The move to form a joint initiative follows the release of figures from the Transported Asset Protection Association (TAPA). 

According to the international anti-theft alliance, cargo theft from trucks in Germany resulted in losses amounting to €1.3bn a year, with almost 26,000 trucks targeted annually in the country – that averages out as a cargo theft attack every 20 minutes. 

In addition, further damages of €900m are caused by penalties for delivery delays, the cost of replacing stolen products and repairing damage to vehicles targeted by cargo thieves. 

According to AirCargoNews: “A lack of reporting and recording within the industry as well as among law enforcement agencies means that it is difficult to understand the true causes and impact of cargo crime. Another complicating factor is that many thefts occurring in Germany involve trucks that are registered and insured elsewhere in Europe.” 

Furthermore, German law enforcement authorities do not keep their own cargo crime statistics, the working group noted. 

TAPA is supporting the new initiative by encouraging the adoption of its three industry standards for supply chain security: facility security requirements, trucking security requirements, and the new parking security requirements. 

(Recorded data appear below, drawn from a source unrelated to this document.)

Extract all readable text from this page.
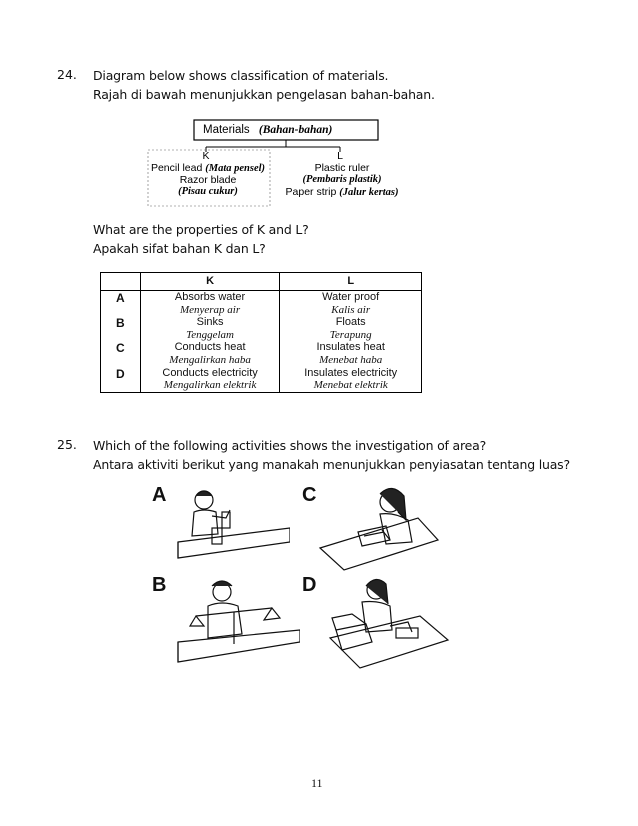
24. Diagram below shows classification of materials.
Rajah di bawah menunjukkan pengelasan bahan-bahan.
Materials (Bahan-bahan)
K	L
Pencil lead (Mata pensel)
Razor blade
(Pisau cukur)
Plastic ruler
(Pembaris plastik)
Paper strip (Jalur kertas)
What are the properties of K and L?
Apakah sifat bahan K dan L?
	K	L
A	Absorbs water	Water proof
	Menyerap air	Kalis air
B	Sinks	Floats
	Tenggelam	Terapung
C	Conducts heat	Insulates heat
	Mengalirkan haba	Menebat haba
D	Conducts electricity	Insulates electricity
	Mengalirkan elektrik	Menebat elektrik
25. Which of the following activities shows the investigation of area?
Antara aktiviti berikut yang manakah menunjukkan penyiasatan tentang luas?
A	C
B	D
11
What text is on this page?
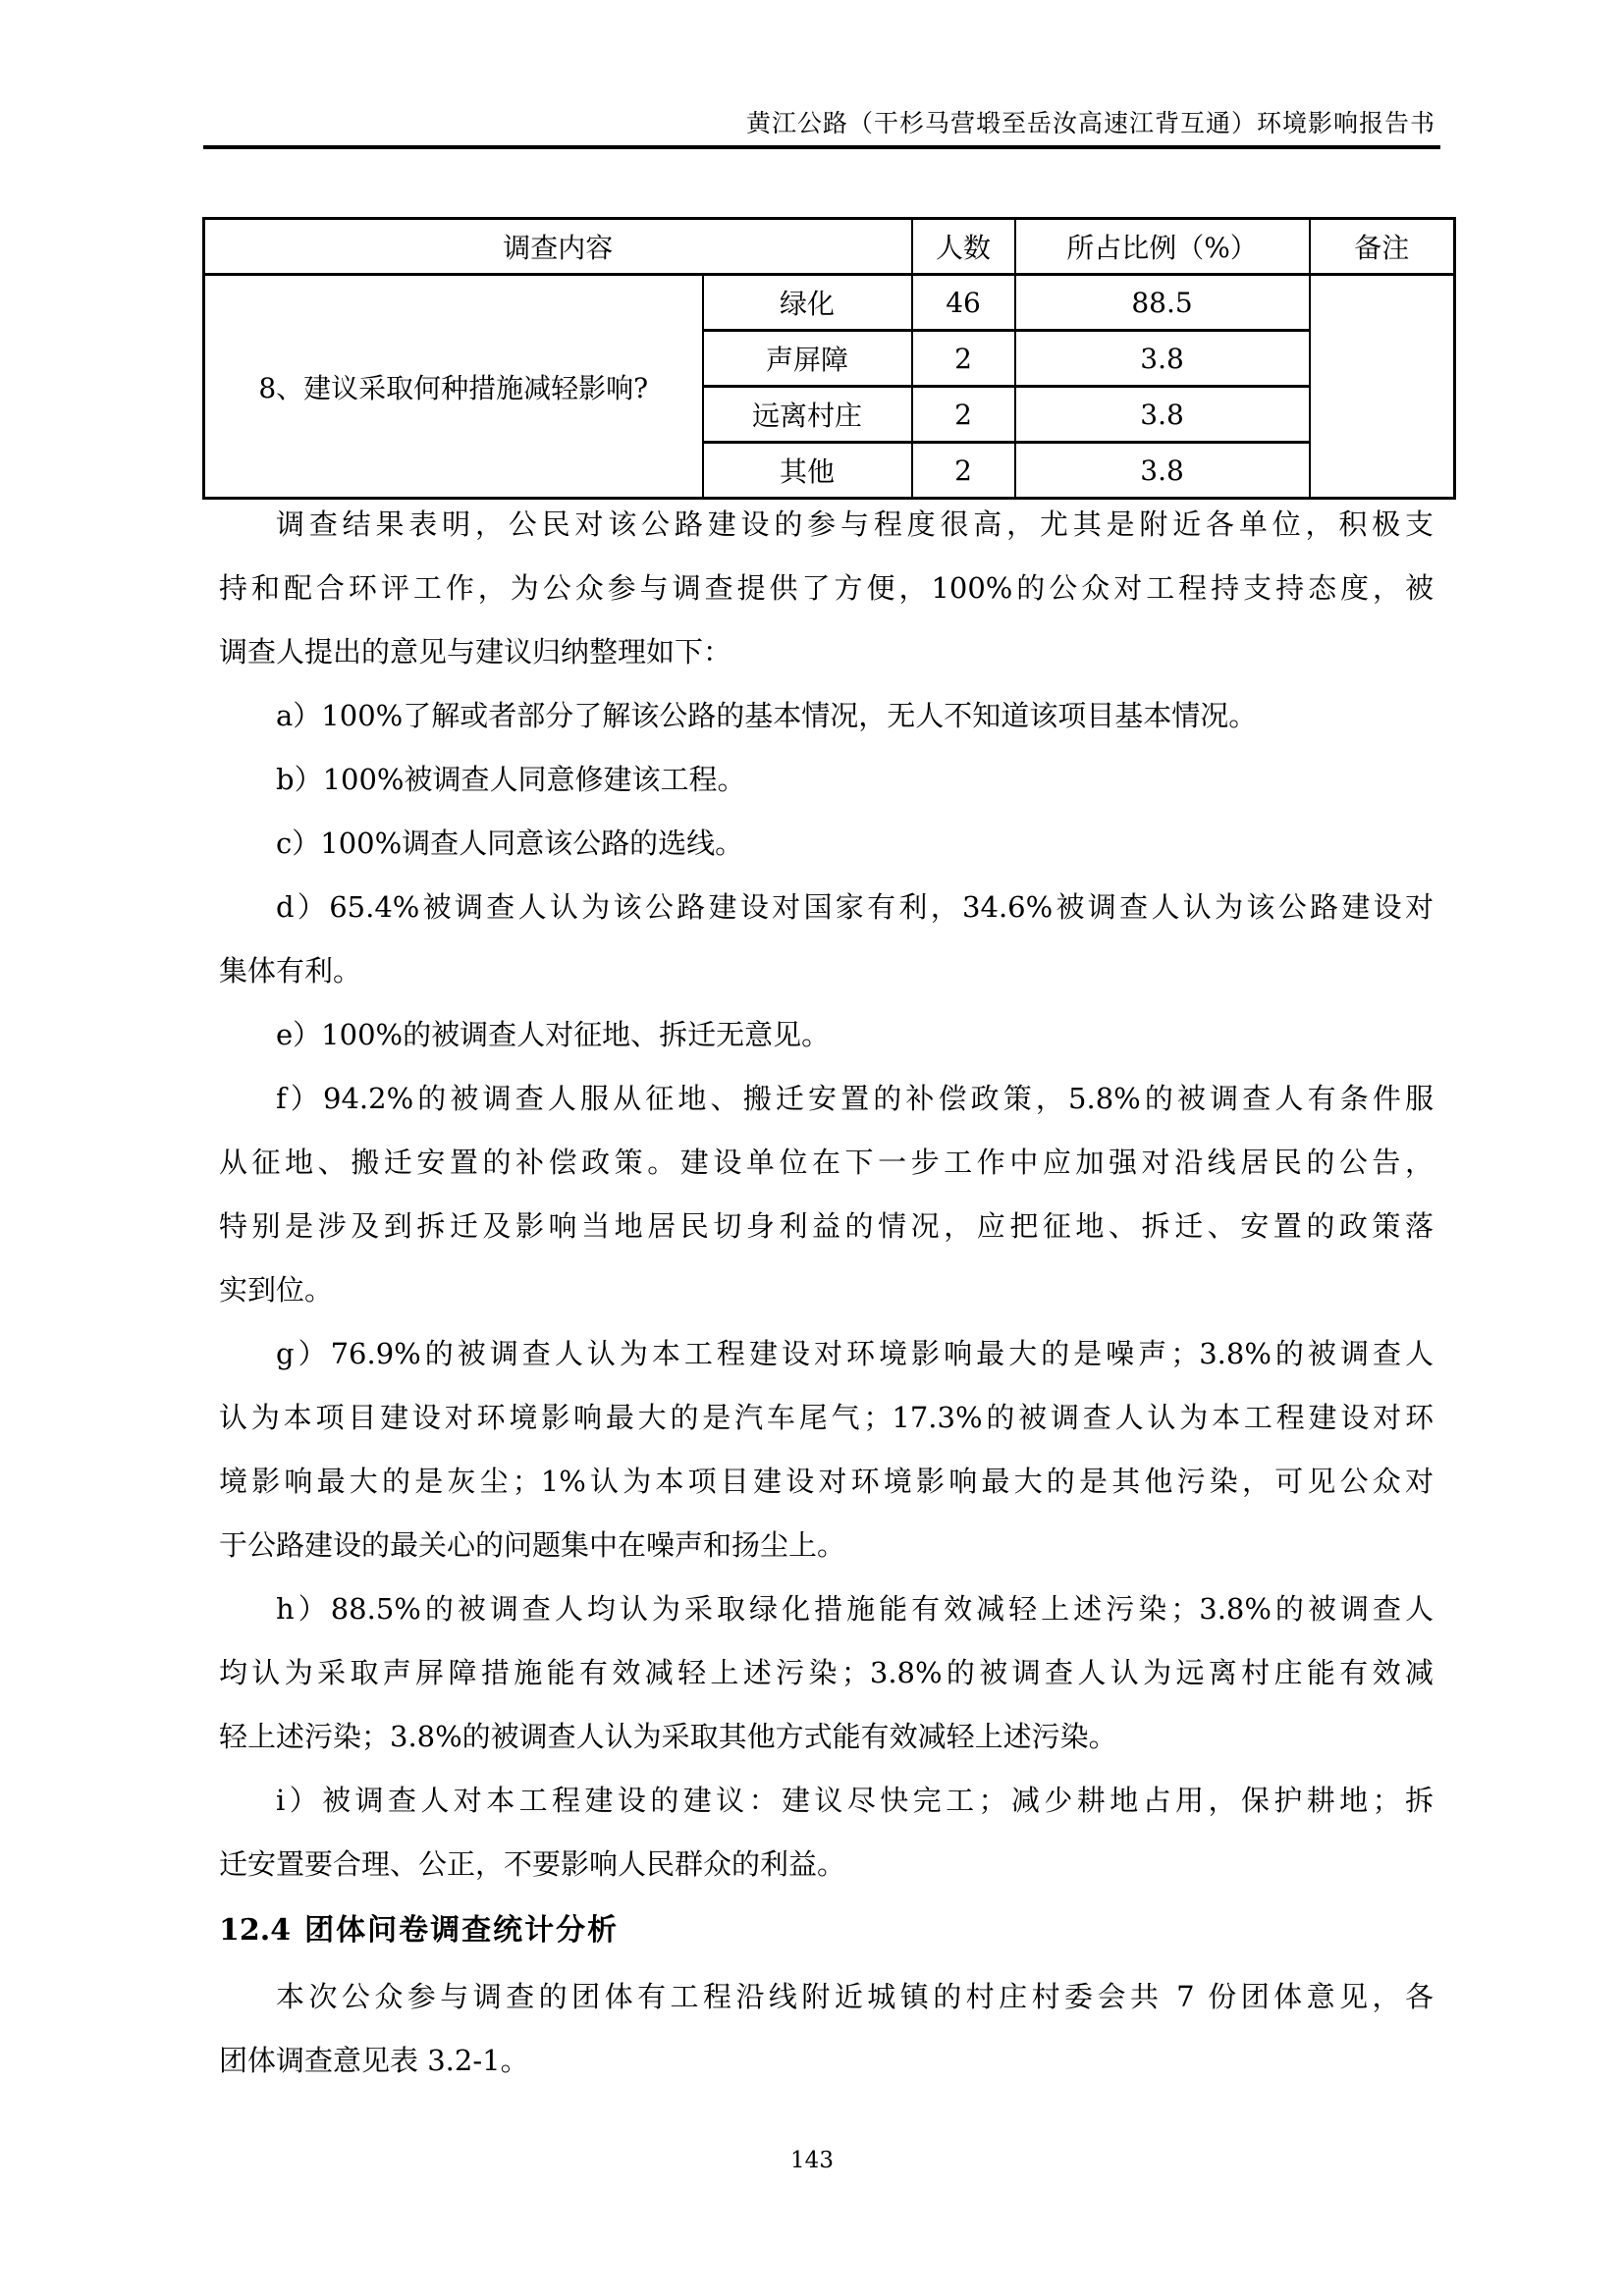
黄江公路（干杉马营塅至岳汝高速江背互通）环境影响报告书
调查内容		人数	所占比例（%）	备注
8、建议采取何种措施减轻影响?	绿化	46	88.5	
	声屏障	2	3.8	
	远离村庄	2	3.8	
	其他	2	3.8	
调查结果表明，公民对该公路建设的参与程度很高，尤其是附近各单位，积极支
持和配合环评工作，为公众参与调查提供了方便，100%的公众对工程持支持态度，被
调查人提出的意见与建议归纳整理如下：
a）100%了解或者部分了解该公路的基本情况，无人不知道该项目基本情况。
b）100%被调查人同意修建该工程。
c）100%调查人同意该公路的选线。
d）65.4%被调查人认为该公路建设对国家有利，34.6%被调查人认为该公路建设对
集体有利。
e）100%的被调查人对征地、拆迁无意见。
f）94.2%的被调查人服从征地、搬迁安置的补偿政策，5.8%的被调查人有条件服
从征地、搬迁安置的补偿政策。建设单位在下一步工作中应加强对沿线居民的公告，
特别是涉及到拆迁及影响当地居民切身利益的情况，应把征地、拆迁、安置的政策落
实到位。
g）76.9%的被调查人认为本工程建设对环境影响最大的是噪声；3.8%的被调查人
认为本项目建设对环境影响最大的是汽车尾气；17.3%的被调查人认为本工程建设对环
境影响最大的是灰尘；1%认为本项目建设对环境影响最大的是其他污染，可见公众对
于公路建设的最关心的问题集中在噪声和扬尘上。
h）88.5%的被调查人均认为采取绿化措施能有效减轻上述污染；3.8%的被调查人
均认为采取声屏障措施能有效减轻上述污染；3.8%的被调查人认为远离村庄能有效减
轻上述污染；3.8%的被调查人认为采取其他方式能有效减轻上述污染。
i）被调查人对本工程建设的建议：建议尽快完工；减少耕地占用，保护耕地；拆
迁安置要合理、公正，不要影响人民群众的利益。
12.4 团体问卷调查统计分析
本次公众参与调查的团体有工程沿线附近城镇的村庄村委会共 7 份团体意见，各
团体调查意见表 3.2-1。
143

Other members of the working group are the Federal Association of Road Haulage Logistics and Waste Management, German Forwarding and Logistics Association, and the German Chemical Industry Association. 

Meanwhile, at the end of January, the European Commission launched its new ROADSEC Security Toolkit providing guidance to help truck drivers address the threat of cargo theft in Europe, as well as illegal immigrants and terrorism. 

The toolkit, which was commissioned by the Directorate for Mobility and Transport of the European Commission and produced by the Cross-border Research Association with support from TAPA EMEA, offers advice covering risk assessment and risk solutions alongside security guidance.